The University Hospital Dijkzigt in Rotterdam is one of the first hospitals in The Netherlands to have a rehabilitation department providing multidisciplinary, hospital-based-in-patient rehabilitation (HBIR). The main goals of HBIR are to estimate the final optimum level of patient's functioning, to investigate the most appropriate treatment setting to achieve this and to fulfil requirements for discharge from hospital as soon as possible. One of the central issues in rehabilitation in the Netherlands is to obtain more insight into the current daily practice of HBIR. The aim of this study was to describe the characteristics of the patients treated in HBIR in Dijkzigt Hospital. Registered data from 1967 HBIR patients treated between 1988 and 1990 were analysed retrospectively.
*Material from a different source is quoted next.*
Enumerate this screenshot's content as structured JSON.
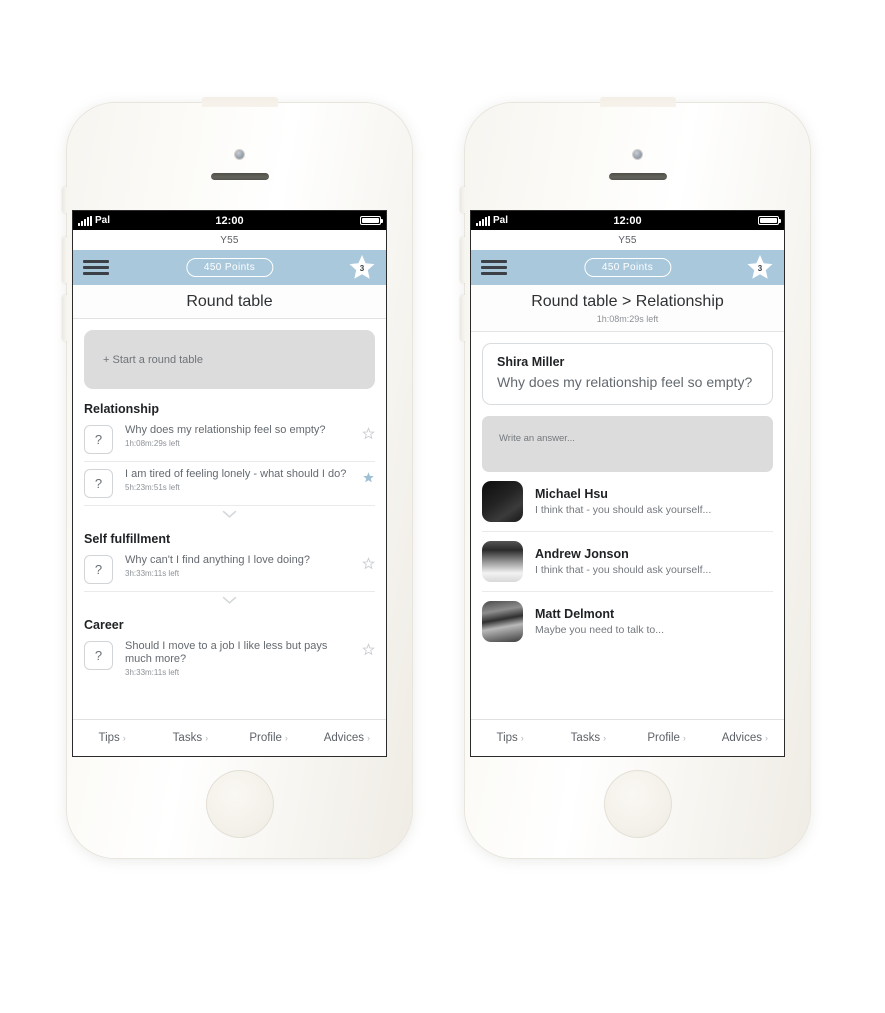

The patients were on average 53.1 ( +/- 19.7) years old; the men (63%) were significantly younger than the women (mean age of 50.8 and 57.0 years, respectively). The main diagnostic groups were stroke (27%), progressive and regressive neurological conditions (17%), hand injuries (9%), spinal cord lesion (9%), orthopaedic injuries (8%) and amputation of lower extremity (8%). The median duration of HBIR and hospitalization were 13 days and 33 day, respectively. Most patients were discharged home (63%), or to a nursing home (14%) or a rehabilitation centre (8%). The results of this study can be used in policy discussions on HBIR and provides a description of the population which needs to be studied longitudinally in future research on the outcomes of HBIR.